L’intérêt de l’enfant avant tout
En cas de situation de crise, de conflit ou de catastrophes naturelles, la priorité doit être de retracer les membres de la famille des enfants. Ainsi, tout doit être mis en œuvre pour que l’enfant séparé de sa famille retrouve celle-ci, même si plusieurs mois doivent s’écouler avant que la situation soit clairement établie.
Il faut aussi s’assurer que les autorités responsables de l’adoption internationale soient stables et fonctionnelles avant de prendre toute décision en vue de l’adoption d’un enfant pour éviter toute adoption illégale, irrégulière ou prématurée à l’étranger.
Consultez la page Principes internationaux de droits en matière d’adoption pour en savoir plus sur les mesures qui visent l’intérêt de l’enfant.
Actions sur le terrain
Les organisations internationales sur le terrain déploient leurs efforts pour retrouver les membres d’une même famille et tentent de prévenir les séparations. En cas de séparation, elles veillent à ce que les enfants reçoivent la protection et l'assistance dont ils ont besoin en fonction de leur âge, de leur sexe et de leurs antécédents, tout en recherchant une solution durable pour eux.
Ces organisations font en sorte que les enfants réintègrent le plus rapidement possible leur famille, qu’ils demeurent dans leur pays et soient élevés dans leur culture d'origine.
L’expérience démontre que bon nombre d’enfants retrouvent finalement leurs parents ou sont pris en charge par la famille élargie ou par une personne de premier plan de leur entourage ou de leur communauté.

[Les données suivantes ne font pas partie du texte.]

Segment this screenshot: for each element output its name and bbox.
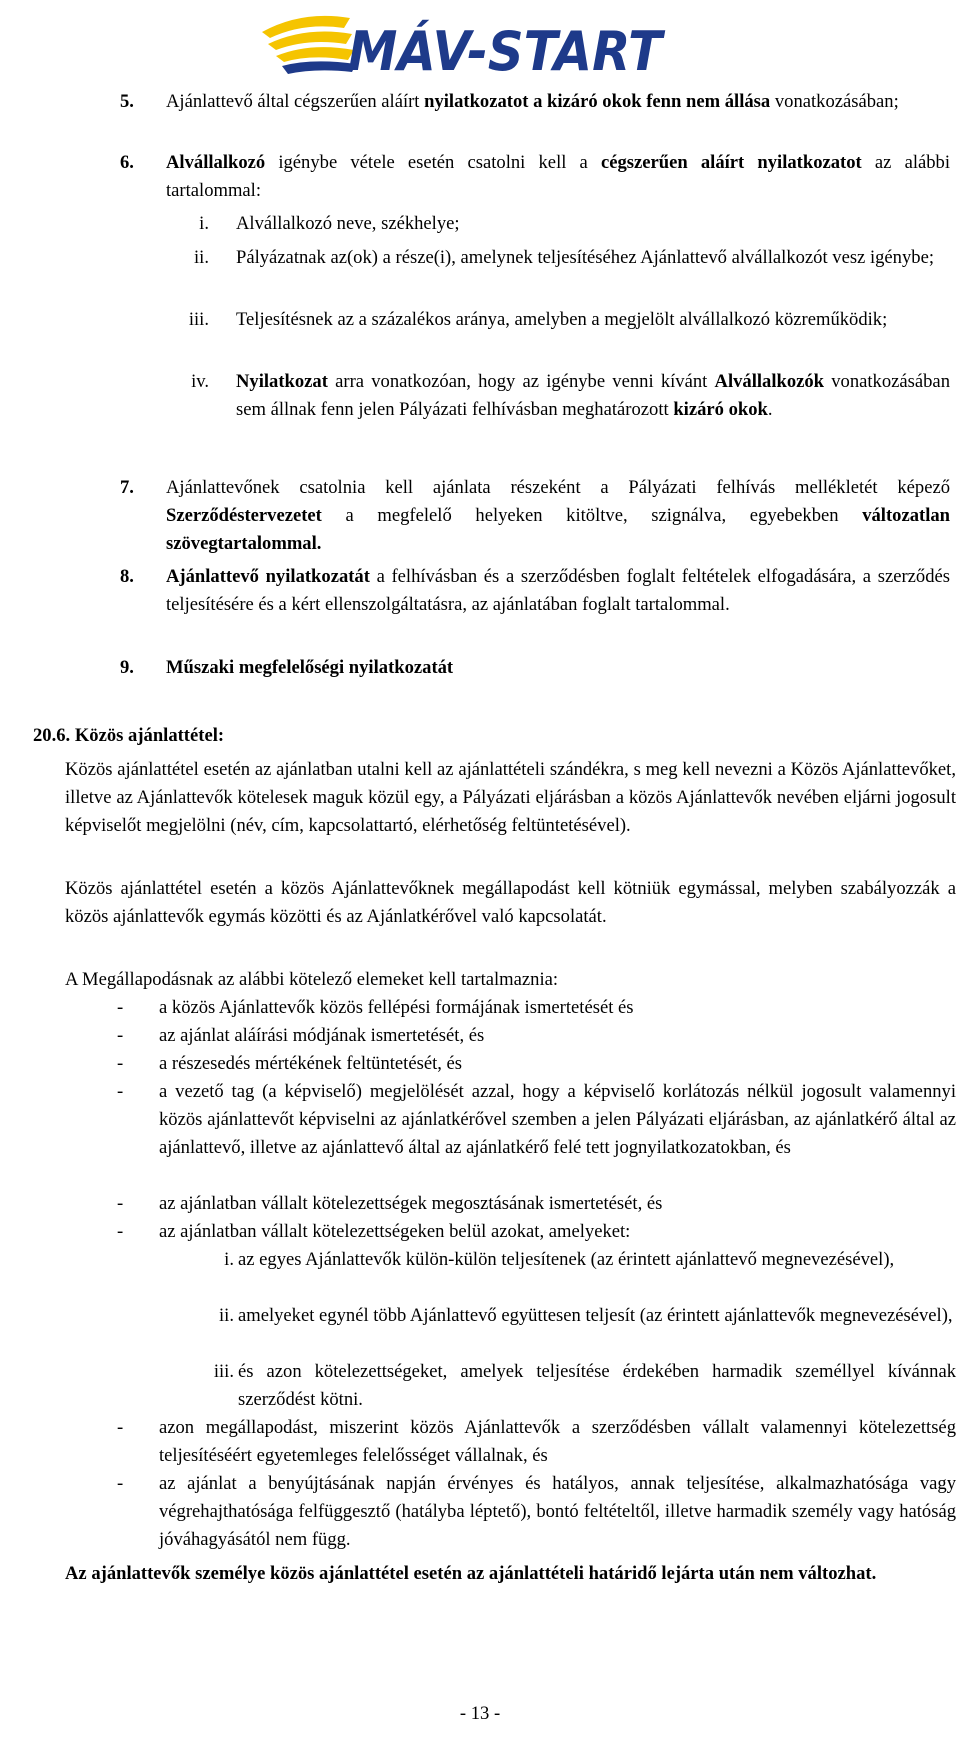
list-item: - a közös Ajánlattevők közös fellépési formájának ismertetését és (117, 997, 634, 1018)
list-item-9: 9. Műszaki megfelelőségi nyilatkozatát (120, 657, 454, 678)
item-text: Alvállalkozó igénybe vétele esetén csatolni kell a cégszerűen aláírt nyilatkozatot az alábbi tartalommal: (166, 152, 951, 201)
list-item: - az ajánlat a benyújtásának napján érvényes és hatályos, annak teljesítése, alkalmazhatósága vagy végrehajthatósága felfüggesztő (hatályba léptető), bontó feltételtől, illetve harmadik személy vagy hatóság jóváhagyásától nem függ. (117, 1473, 956, 1550)
paragraph-3: A Megállapodásnak az alábbi kötelező elemeket kell tartalmaznia: (65, 969, 559, 990)
list-item: - a vezető tag (a képviselő) megjelölését azzal, hogy a képviselő korlátozás nélkül jogosult valamennyi közös ajánlattevőt képviselni az ajánlatkérővel szemben a jelen Pályázati eljárásban, az ajánlatkérő által az ajánlattevő, illetve az ajánlattevő által az ajánlatkérő felé tett jognyilatkozatokban, és (117, 1081, 956, 1158)
list-item: - az ajánlatban vállalt kötelezettségek megosztásának ismertetését, és (117, 1193, 663, 1214)
sub-item-ii: ii. Pályázatnak az(ok) a része(i), amelynek teljesítéséhez Ajánlattevő alvállalkozót vesz igénybe; (194, 247, 934, 268)
mav-start-logo (252, 4, 672, 78)
paragraph-2: Közös ajánlattétel esetén a közös Ajánlattevőknek megállapodást kell kötniük egymással, melyben szabályozzák a közös ajánlattevők egymás közötti és az Ajánlatkérővel való kapcsolatát. (65, 878, 956, 927)
list-item: - az ajánlatban vállalt kötelezettségeken belül azokat, amelyeket: (117, 1221, 631, 1242)
list-item-6 (120, 149, 950, 205)
closing-statement: Az ajánlattevők személye közös ajánlattétel esetén az ajánlattételi határidő lejárta után nem változhat. (65, 1563, 877, 1584)
sub-list-item: iii. és azon kötelezettségeket, amelyek teljesítése érdekében harmadik személlyel kívánnak szerződést kötni. (213, 1361, 956, 1410)
item-number: 6. (120, 152, 134, 173)
paragraph-1: Közös ajánlattétel esetén az ajánlatban utalni kell az ajánlattételi szándékra, s meg kell nevezni a Közös Ajánlattevőket, illetve az Ajánlattevők kötelesek maguk közül egy, a Pályázati eljárásban a közös Ajánlattevők nevében eljárni jogosult képviselőt megjelölni (név, cím, kapcsolattartó, elérhetőség feltüntetésével). (65, 759, 956, 836)
sub-item-iv: iv. Nyilatkozat arra vonatkozóan, hogy az igénybe venni kívánt Alvállalkozók vonatkozásában sem állnak fenn jelen Pályázati felhívásban meghatározott kizáró okok. (191, 371, 950, 420)
list-item-7: 7. Ajánlattevőnek csatolnia kell ajánlata részeként a Pályázati felhívás mellékletét képező Szerződéstervezetet a megfelelő helyeken kitöltve, szignálva, egyebekben változatlan szövegtartalommal. (120, 477, 950, 554)
wings-emblem-icon (262, 16, 356, 74)
svg-text:MÁV-START: MÁV-START (348, 20, 666, 78)
item-text: Ajánlattevő által cégszerűen aláírt nyilatkozatot a kizáró okok fenn nem állása vonatkozásában; (166, 91, 899, 112)
list-item: - azon megállapodást, miszerint közös Ajánlattevők a szerződésben vállalt valamennyi kötelezettség teljesítéséért egyetemleges felelősséget vállalnak, és (117, 1417, 956, 1466)
item-number: 5. (120, 91, 134, 112)
sub-item-i: i. Alvállalkozó neve, székhelye; (199, 213, 460, 234)
list-item: - a részesedés mértékének feltüntetését, és (117, 1053, 463, 1074)
sub-list-item: i. az egyes Ajánlattevők külön-külön teljesítenek (az érintett ajánlattevő megnevezésével), (224, 1249, 895, 1270)
list-item: - az ajánlat aláírási módjának ismertetését, és (117, 1025, 485, 1046)
list-item-8: 8. Ajánlattevő nyilatkozatát a felhívásban és a szerződésben foglalt feltételek elfogadására, a szerződés teljesítésére és a kért ellenszolgáltatásra, az ajánlatában foglalt tartalommal. (120, 566, 950, 615)
sub-item-iii: iii. Teljesítésnek az a százalékos aránya, amelyben a megjelölt alvállalkozó közreműködik; (188, 309, 888, 330)
page-number: - 13 - (459, 1703, 501, 1724)
section-heading: 20.6. Közös ajánlattétel: (33, 725, 225, 746)
list-item-5 (120, 88, 950, 116)
sub-list-item: ii. amelyeket egynél több Ajánlattevő együttesen teljesít (az érintett ajánlattevők megnevezésével), (219, 1305, 953, 1326)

Pour en savoir plus, consultez le site de l’Agence des Nations Unies pour les réfugiés.
Position du Secrétariat aux services internationaux à l’enfant (SASIE)
Le SASIE adhère aux lignes directrices établies par la communauté internationale prévoyant qu’en situation d’urgence :
- La priorité doit être accordée à la réunification des familles.
- Il faut encourager et soutenir les mesures mises en place pour protéger les enfants contre les adoptions frauduleuses. Les pays concernés ont aussi leurs propres lois et règlements s'appliquant à de telles situations.
- L’évacuation d’enfants dans un contexte de crise soulève la question du traumatisme subi par l’enfant et celle de la capacité des familles adoptives à y faire face dans un court délai.
Le traitement des dossiers d'adoption dans les régions touchées par une catastrophe naturelle ou qui sont le théâtre d’un conflit politique est très souvent suspendu.
Dans ces cas, la réaction immédiate des autorités des différents États, dont le Québec, est d’établir un contact avec leurs répondants habituels et de rester en communication afin de suivre de près la situation et de mesurer l’impact de l’événement sur les projets d’adoption en cours.